Transient Tachypnea of the Newborn
- Author: KN Siva Subramanian, MD; Chief Editor: Ted Rosenkrantz, MD more...
Background
Transient tachypnea of the newborn (TTN) is a self-limited disease common in infants throughout the world and is encountered by all physicians who care for newborn infants. Infants with transient tachypnea of the newborn present within the first few hours of life with tachypnea, increased oxygen requirement, and ABGs that do not reflect carbon dioxide retention. When managing transient tachypnea of the newborn, observing for signs of clinical deterioration that may suggest other diagnoses and for the development of respiratory fatigue is important.
A supine anteroposterior chest radiograph of an infant with transient tachypnea of the newborn (TTN). Note the reticular appearance of the film with mild cardiomegaly and obvious interstitial fluid. Pathophysiology
Noninfectious acute respiratory disease develops in approximately 1% of all newborn infants and results in admission to a critical care unit. Transient tachypnea of the newborn is the result of a delay in clearance of fetal lung liquid. In the past, respiratory distress was thought to be a problem of relative surfactant deficiency but is now characterized by an airspace-fluid burden secondary to the inability to absorb fetal lung liquid.
In vivo experiments have demonstrated that lung epithelium secretes Cl- and fluid throughout gestation but develops the ability to actively reabsorb Na+ only during late gestation. At birth, the mature lung switches from active Cl- (fluid) secretion to active Na+ (fluid) absorption in response to circulating catecholamines; more recently, evidence suggests glucocorticoids play a role in this switch.[1] Changes in oxygen tension augment the Na+ -transporting capacity of the epithelium and increase gene expression for the epithelial Na+ channel (ENaC).

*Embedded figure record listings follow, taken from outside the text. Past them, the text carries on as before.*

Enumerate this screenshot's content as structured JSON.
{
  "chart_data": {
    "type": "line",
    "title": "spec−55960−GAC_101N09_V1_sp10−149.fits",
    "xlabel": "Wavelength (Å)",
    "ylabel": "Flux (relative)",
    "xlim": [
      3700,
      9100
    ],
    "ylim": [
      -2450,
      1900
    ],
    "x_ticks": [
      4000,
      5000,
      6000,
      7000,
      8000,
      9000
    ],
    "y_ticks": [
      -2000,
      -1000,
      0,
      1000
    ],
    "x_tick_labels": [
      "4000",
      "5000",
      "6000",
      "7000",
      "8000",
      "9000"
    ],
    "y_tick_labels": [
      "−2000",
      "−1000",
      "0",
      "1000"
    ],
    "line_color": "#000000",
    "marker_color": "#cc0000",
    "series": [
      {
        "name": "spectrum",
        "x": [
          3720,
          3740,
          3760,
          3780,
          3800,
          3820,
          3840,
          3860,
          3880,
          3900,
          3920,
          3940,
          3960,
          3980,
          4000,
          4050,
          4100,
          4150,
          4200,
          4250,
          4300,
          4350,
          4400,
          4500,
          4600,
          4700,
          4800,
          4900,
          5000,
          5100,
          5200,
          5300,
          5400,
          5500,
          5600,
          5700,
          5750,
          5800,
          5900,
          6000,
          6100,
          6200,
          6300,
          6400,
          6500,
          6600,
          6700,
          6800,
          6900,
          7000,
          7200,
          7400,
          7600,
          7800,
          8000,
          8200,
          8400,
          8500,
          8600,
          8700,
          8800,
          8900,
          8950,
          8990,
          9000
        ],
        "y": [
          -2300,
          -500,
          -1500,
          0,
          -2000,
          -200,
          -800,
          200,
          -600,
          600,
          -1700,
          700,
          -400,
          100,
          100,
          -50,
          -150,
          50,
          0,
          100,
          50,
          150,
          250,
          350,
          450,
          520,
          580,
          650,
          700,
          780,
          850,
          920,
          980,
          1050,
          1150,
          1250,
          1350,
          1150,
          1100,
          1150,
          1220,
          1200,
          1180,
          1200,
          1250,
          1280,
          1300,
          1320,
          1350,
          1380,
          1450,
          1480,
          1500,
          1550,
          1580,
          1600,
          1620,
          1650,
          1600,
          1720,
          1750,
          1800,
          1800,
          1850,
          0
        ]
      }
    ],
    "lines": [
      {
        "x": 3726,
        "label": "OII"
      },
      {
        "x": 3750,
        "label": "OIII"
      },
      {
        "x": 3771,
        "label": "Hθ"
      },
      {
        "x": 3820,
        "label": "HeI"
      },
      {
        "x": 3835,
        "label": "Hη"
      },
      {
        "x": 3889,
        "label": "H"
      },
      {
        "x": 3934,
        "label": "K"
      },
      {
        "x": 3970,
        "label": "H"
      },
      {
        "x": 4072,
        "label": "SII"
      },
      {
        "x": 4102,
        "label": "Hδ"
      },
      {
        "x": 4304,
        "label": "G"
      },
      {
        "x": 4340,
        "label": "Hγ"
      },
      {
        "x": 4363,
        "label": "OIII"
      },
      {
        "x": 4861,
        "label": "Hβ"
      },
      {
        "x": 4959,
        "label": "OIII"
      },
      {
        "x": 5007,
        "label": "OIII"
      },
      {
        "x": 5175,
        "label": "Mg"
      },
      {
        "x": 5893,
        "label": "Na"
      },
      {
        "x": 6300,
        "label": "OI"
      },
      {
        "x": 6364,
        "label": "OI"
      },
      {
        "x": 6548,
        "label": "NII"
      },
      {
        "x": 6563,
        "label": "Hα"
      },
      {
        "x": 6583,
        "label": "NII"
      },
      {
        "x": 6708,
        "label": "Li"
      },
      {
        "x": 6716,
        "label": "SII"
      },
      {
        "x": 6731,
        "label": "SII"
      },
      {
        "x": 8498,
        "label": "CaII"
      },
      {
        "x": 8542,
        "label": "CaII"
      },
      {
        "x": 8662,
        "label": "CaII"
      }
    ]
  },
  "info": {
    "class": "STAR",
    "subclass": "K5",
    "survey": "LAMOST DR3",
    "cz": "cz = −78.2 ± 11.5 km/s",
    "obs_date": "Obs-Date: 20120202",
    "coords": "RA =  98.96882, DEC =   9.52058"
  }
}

The inability of the immature fetal lung to switch from fluid secretion to fluid absorption results, in large part, from an immaturity in the expression of ENaC, which can be up-regulated by glucocorticoids. Glucocorticoids induce lung Na+ reabsorption most likely through the EnaC channel in late gestational age fetal lung alveolar epithelia.[2]
Both pharmacologic blockade of the lung's EnaC channel and genetic knockout experiments using mice deficient in the ENaC pore-forming subunit have demonstrated the critical physiologic importance of lung Na+ transport at birth. When Na+ transport is ineffective, newborn animals develop respiratory distress; hypoxemia; fetal lung liquid retention; and, in the case of the ENaC knockout mice, death. Bioelectrical studies of human infants' nasal epithelia demonstrate that both transient tachypnea of the newborn and respiratory distress syndrome (RDS) involve defective amiloride-sensitive Na+ transport.
Mature newborns who have normal transitions from fetal to postnatal life have mature surfactant and epithelial systems. Transient tachypnea of the newborn occurs in mature newborns with mature surfactant pathways and poorly developed respiratory epithelial Na+ transport, whereas neonatal RDS occurs in infants with both premature surfactant pathways and immature Na+ transport.
An infant born by cesarean delivery is at risk of having excessive pulmonary fluid as a result of not having experienced all of the stages of labor and subsequent lack of appropriate catecholamine surge, which results in low release of counter-regulatory hormones at delivery. The end result is alveoli with retained fluid that inhibit gas exchange.
Epidemiology
Frequency
United States
Approximately 1% of infants have some form of respiratory distress that is not associated with infection. Respiratory distress includes both RDS (ie, hyaline membrane disease) and transient tachypnea of the newborn. Of this 1%, approximately 33-50% have transient tachypnea of the newborn.
Mortality/Morbidity
Transient tachypnea of the newborn is generally a self-limited disorder without significant morbidity. Transient tachypnea of the newborn resolves over a 24-hour to 72-hour period.
Race
No racial predilection has been reported.
Sex
Risk is equal in both males and females.
Age
Clinically, transient tachypnea of the newborn presents as respiratory distress in full-term or near-term infants.